Davis sued the Federal Election Commission, claiming that the “Millionaires’ Amendment” of the Bipartisan Campaign Reform Act of 2002 (BCRA), 2 U.S.C. § 441a-1 (2002) violates the First Amendment by chilling the speech of self-financed candidates and the Equal Protection Clause of the Fifth Amendment by giving the opponents of self-financed candidates a competitive advantage. Davis was the 2006 Democratic Party candidate for New York’s 26th District seat in the United States House of Representatives. The Millionaire's Amendment relaxes the contribution limits for a candidate who faces a wealthy opponent who spends his own personal fortune towards his bid for office. It also permits a political party to spend more on behalf of the candidate facing a self-financed opponent. Once a self-financed candidate spends more than $350,000 of his personal funds on a campaign, his opponent can (1) receive contributions at three times the limit for each donor that would otherwise be in place; (2) receive contributions from individuals who have reached what would otherwise be their statutory limit for aggregate campaign donations; and (3) coordinate with his political party on additional party expenditures that would otherwise be limited.

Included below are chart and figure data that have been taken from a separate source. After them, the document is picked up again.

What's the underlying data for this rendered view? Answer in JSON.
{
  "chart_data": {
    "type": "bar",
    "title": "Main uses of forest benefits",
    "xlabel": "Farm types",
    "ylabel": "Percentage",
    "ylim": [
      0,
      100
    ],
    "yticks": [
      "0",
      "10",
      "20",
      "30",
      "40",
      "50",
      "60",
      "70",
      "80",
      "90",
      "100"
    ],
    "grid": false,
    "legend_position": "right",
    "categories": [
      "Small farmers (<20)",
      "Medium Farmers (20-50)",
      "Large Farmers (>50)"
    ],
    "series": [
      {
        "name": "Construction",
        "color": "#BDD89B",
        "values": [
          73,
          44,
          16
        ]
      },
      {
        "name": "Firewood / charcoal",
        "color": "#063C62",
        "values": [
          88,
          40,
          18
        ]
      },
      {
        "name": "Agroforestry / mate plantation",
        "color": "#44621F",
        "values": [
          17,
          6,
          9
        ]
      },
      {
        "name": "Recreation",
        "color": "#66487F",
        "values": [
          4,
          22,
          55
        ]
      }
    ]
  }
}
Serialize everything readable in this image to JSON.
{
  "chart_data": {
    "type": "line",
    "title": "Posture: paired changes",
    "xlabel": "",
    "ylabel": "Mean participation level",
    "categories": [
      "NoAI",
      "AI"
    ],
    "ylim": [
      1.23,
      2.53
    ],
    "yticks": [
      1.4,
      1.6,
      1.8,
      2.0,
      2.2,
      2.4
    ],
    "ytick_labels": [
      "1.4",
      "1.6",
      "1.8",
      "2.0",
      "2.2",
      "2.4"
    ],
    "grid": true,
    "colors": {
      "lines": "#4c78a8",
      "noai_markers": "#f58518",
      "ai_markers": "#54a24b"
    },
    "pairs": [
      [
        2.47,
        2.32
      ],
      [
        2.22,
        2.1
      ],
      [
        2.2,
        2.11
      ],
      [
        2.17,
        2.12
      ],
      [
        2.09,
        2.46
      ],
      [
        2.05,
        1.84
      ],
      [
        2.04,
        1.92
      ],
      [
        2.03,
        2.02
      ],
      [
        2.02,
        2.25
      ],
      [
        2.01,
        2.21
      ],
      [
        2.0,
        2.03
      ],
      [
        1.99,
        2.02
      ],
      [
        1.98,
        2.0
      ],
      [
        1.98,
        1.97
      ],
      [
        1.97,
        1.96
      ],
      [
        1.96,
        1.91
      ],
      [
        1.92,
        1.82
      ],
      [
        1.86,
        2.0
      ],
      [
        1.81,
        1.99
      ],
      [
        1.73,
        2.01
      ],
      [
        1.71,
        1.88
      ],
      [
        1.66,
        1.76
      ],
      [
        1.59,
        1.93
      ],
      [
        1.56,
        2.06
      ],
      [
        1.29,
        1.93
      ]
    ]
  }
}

A three-judge panel of the district court held that the Millionaire's Amendment violated neither the First Amendment nor Equal Protection. The First Amendment challenge failed because the Millionaires’ Amendment does not “burden[] the exercise of political speech.” It places no restrictions on a candidate’s ability to spend unlimited amounts of his personal wealth to communicate his message to voters, nor does it reduce the amount of money he is able to raise from contributors. The Equal Protection claim failed because Davis could not show that the statute burdened similarly situated candidates differently. By trying to reduce the disparity between wealthy and less wealthy candidates, Congress did not violate the Equal Protection clause.
Questions Presented:
Section 319 of the Bipartisan Campaign Reform Act of 2002 created the so-called “Millionaires’ Amendment.” The three-judge district court found that Congress enacted section 319 to achieve equity between congressional candidates utilizing personal funds for their campaigns and candidates relying mainly on contributed funds. Under the statute, when candidates for the United States House of Representatives exceed $350,000 in personal campaign expenditures their opponents may be entitled to receive: 1) contributions from donors at triple the statutory limit; 2) contributions from donors who have reached their statutory limit for aggregate campaign donations; and 3) coordinated expenditures from party committees in excess of the statutory limit. To effectuate application of section 319, the statute also imposes significant notification and disclosure obligations upon self-financed candidates. The questions presented are:
1. Whether the three-judge district court erred in finding that Congress’s attempt to equalize a potential imbalance in resources between congressional candidates violates neither the First Amendment to the United States Constitution nor the Equal Protection Clause of the Fifth Amendment.
2. If equalizing a potential imbalance in resources of congressional candidates is constitutional, whether the federal statutory provision accomplishes the stated purpose.